Attempts at a deal have regularly fallen through, and Mr. Yeltsin's ability to survive as president has become a main topic of discussion here. A recent poll for the European Community indicates some 42 percent of the Russian people think the country is headed for a dictatorship within the next year.

"This isn't another crisis, it is the same crisis," says Sergei Stankevich, Yeltsin's counselor on political affairs, in his Kremlin office.

According to Andrei Fyodorov, adviser to Russian Vice President Alexander Rutskoi, "It is a conflict about the model of development for the country, what kind of system will exist here." The vice president leads the centrist opposition Civic Union alliance and is a frequent critic of the free market policies of the government.

"It is more a question of power," counters Mr. Stankevich. "I see no ideology - on both sides."
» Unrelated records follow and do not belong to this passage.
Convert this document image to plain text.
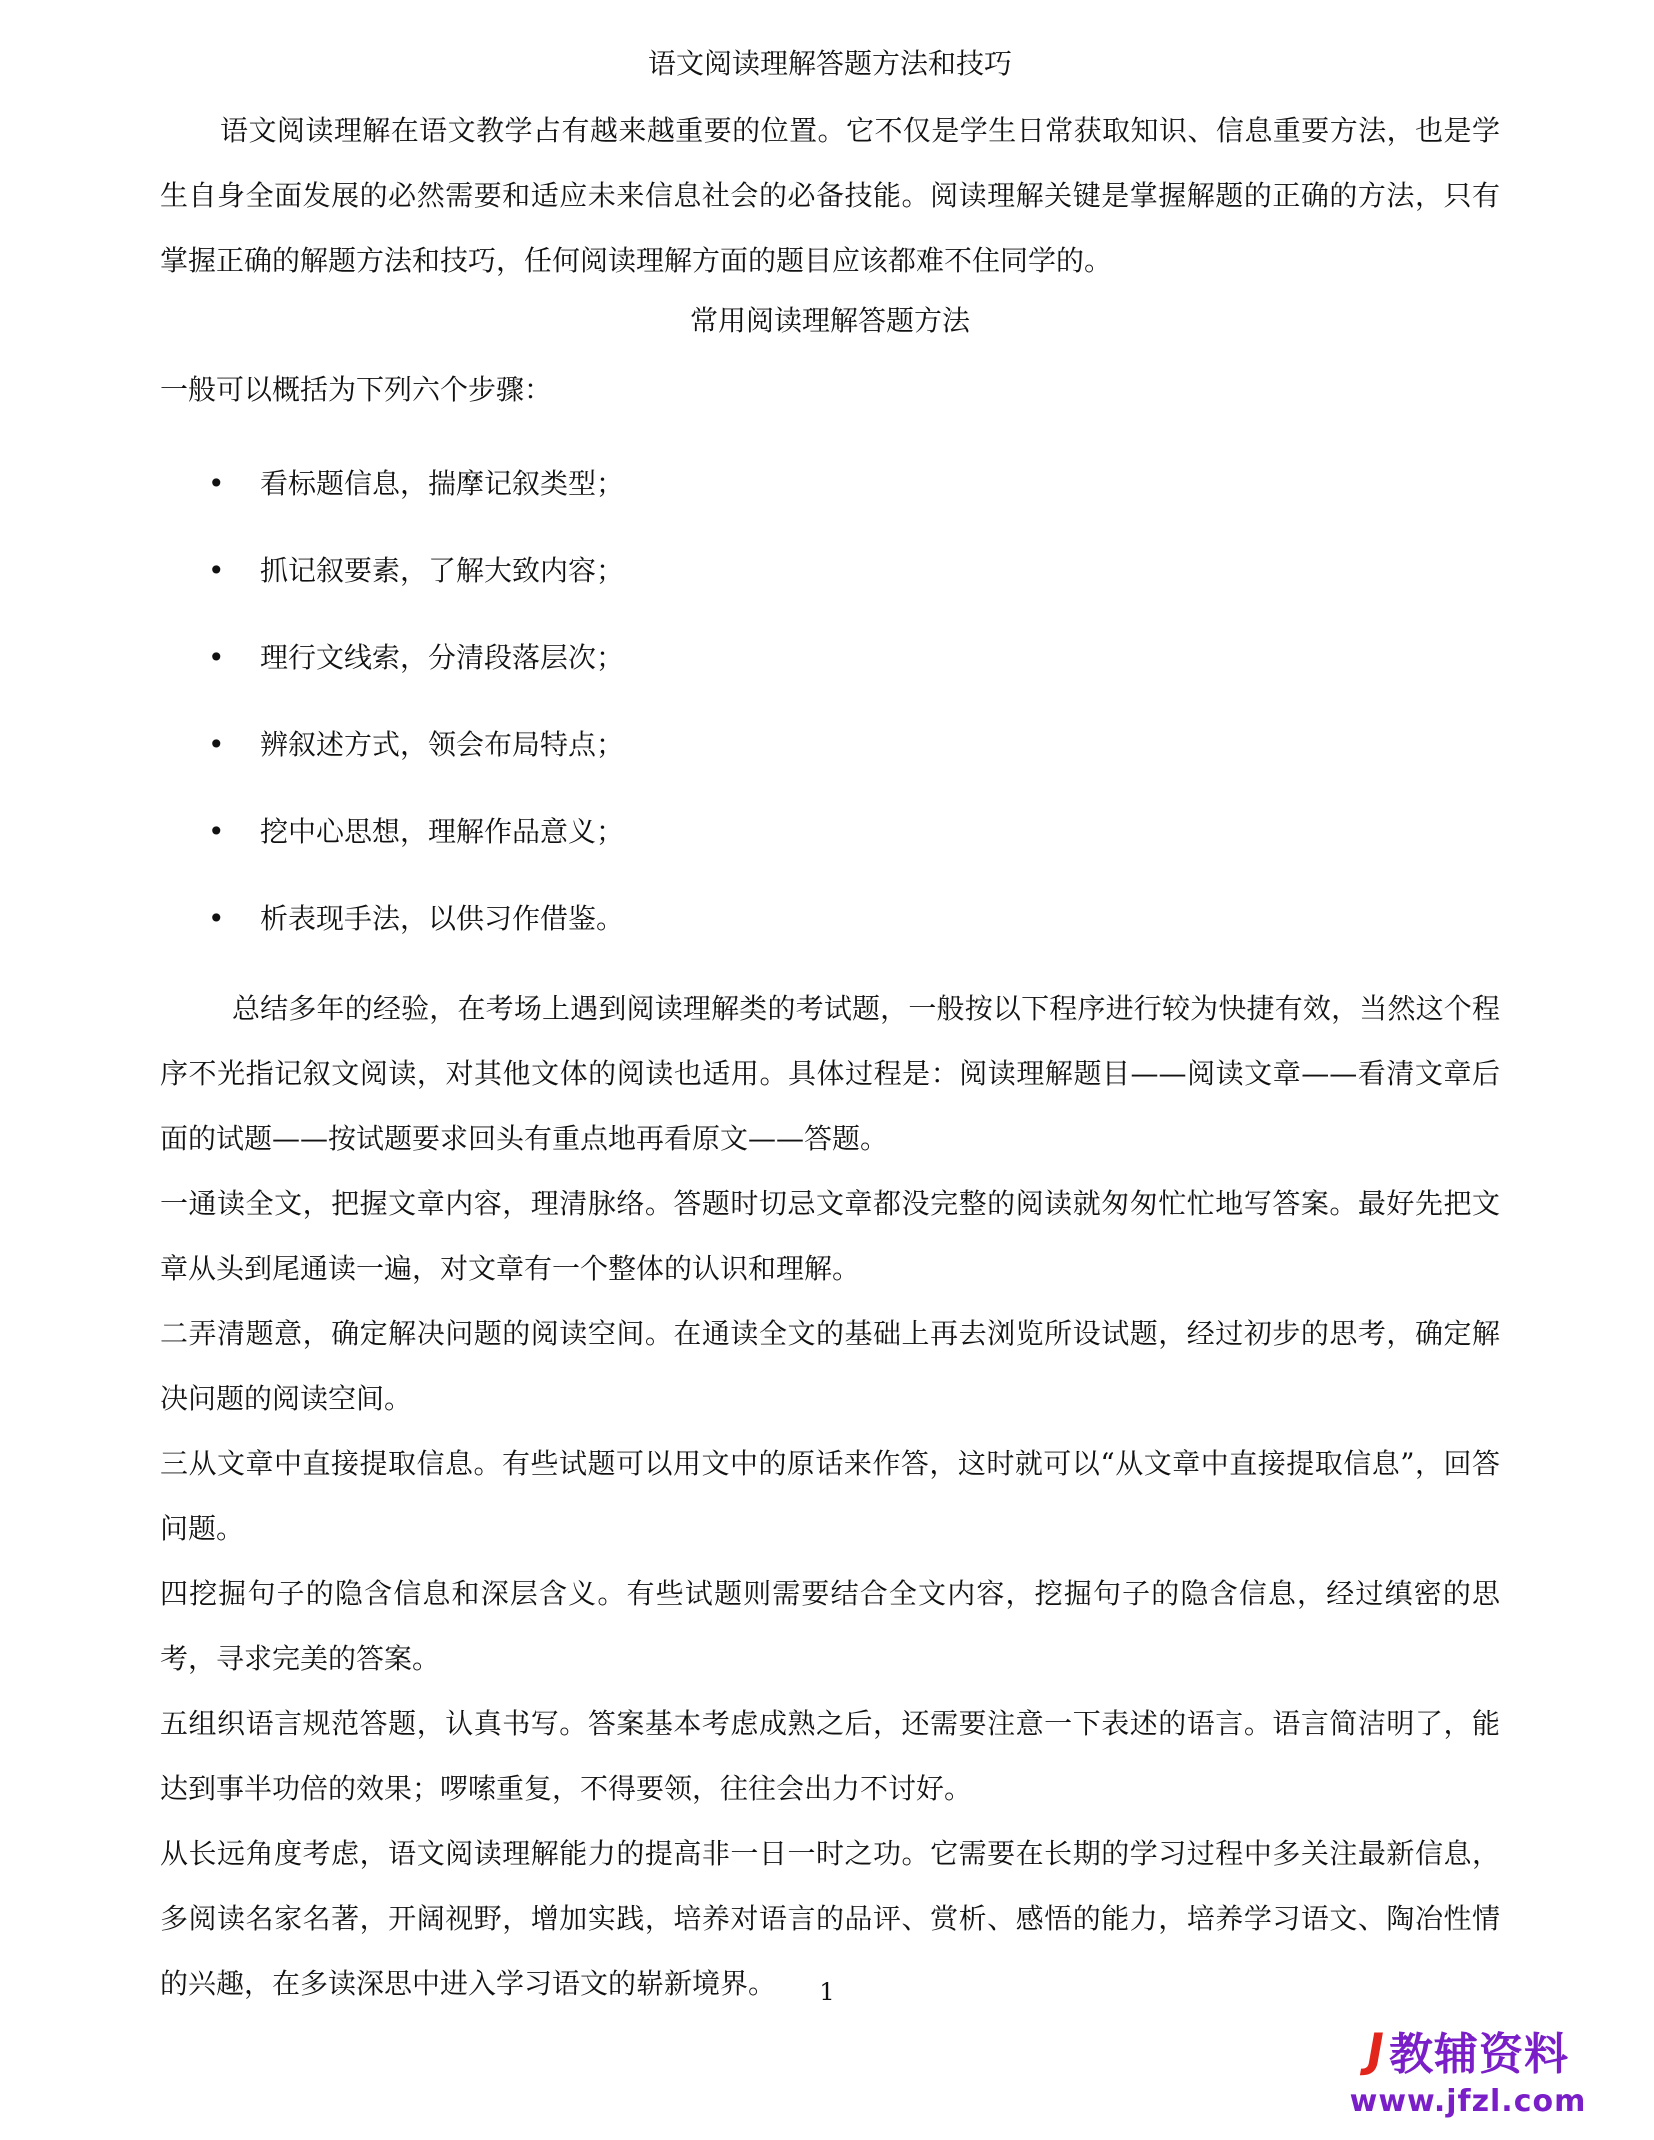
语文阅读理解答题方法和技巧

语文阅读理解在语文教学占有越来越重要的位置。它不仅是学生日常获取知识、信息重要方法，也是学生自身全面发展的必然需要和适应未来信息社会的必备技能。阅读理解关键是掌握解题的正确的方法，只有掌握正确的解题方法和技巧，任何阅读理解方面的题目应该都难不住同学的。

常用阅读理解答题方法

一般可以概括为下列六个步骤：

• 看标题信息，揣摩记叙类型；
• 抓记叙要素，了解大致内容；
• 理行文线索，分清段落层次；
• 辨叙述方式，领会布局特点；
• 挖中心思想，理解作品意义；
• 析表现手法，以供习作借鉴。

总结多年的经验，在考场上遇到阅读理解类的考试题，一般按以下程序进行较为快捷有效，当然这个程序不光指记叙文阅读，对其他文体的阅读也适用。具体过程是：阅读理解题目——阅读文章——看清文章后面的试题——按试题要求回头有重点地再看原文——答题。

一通读全文，把握文章内容，理清脉络。答题时切忌文章都没完整的阅读就匆匆忙忙地写答案。最好先把文章从头到尾通读一遍，对文章有一个整体的认识和理解。

二弄清题意，确定解决问题的阅读空间。在通读全文的基础上再去浏览所设试题，经过初步的思考，确定解决问题的阅读空间。

三从文章中直接提取信息。有些试题可以用文中的原话来作答，这时就可以“从文章中直接提取信息”，回答问题。

四挖掘句子的隐含信息和深层含义。有些试题则需要结合全文内容，挖掘句子的隐含信息，经过缜密的思考，寻求完美的答案。

五组织语言规范答题，认真书写。答案基本考虑成熟之后，还需要注意一下表述的语言。语言简洁明了，能达到事半功倍的效果；啰嗦重复，不得要领，往往会出力不讨好。

从长远角度考虑，语文阅读理解能力的提高非一日一时之功。它需要在长期的学习过程中多关注最新信息，多阅读名家名著，开阔视野，增加实践，培养对语言的品评、赏析、感悟的能力，培养学习语文、陶冶性情的兴趣，在多读深思中进入学习语文的崭新境界。	1
J 教辅资料
www.jfzl.com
The battle has worn away Yeltsin's power and popular authority. At last December's session of the Congress, the president was forced to sacrifice his prime minister, reform architect Yegor Gaidar. He gained an agreement to hold an April 11 referendum to approve the basic principles of a new constitution that would lead eventually to new parliamentary elections.

But in the ensuing months, that deal crumbled as resistance to a referendum mounted. An attempt to reach a power-sharing agreement last month failed as well, leading to plans to hold an emergency Congress session on March 10.

Neither Yeltsin nor his more centrist opponents seems eager for a popular vote or for a complete breakdown of order. Only the more extreme forces, particularly the alliance of former Communists and Russian nationalists on the right, welcome the opportunity to profit from further instability. But the inability of Yeltsin and the parliament to reach a stable deal to date augurs a drift into confrontation.

Three basic options are currently being discussed in political circles:

* Reach a new compromise, one that at least patches over the problem.

* Go to the Russian people, either through referendum or new elections.

* Suspend the current constitutional order through some form of emergency rule.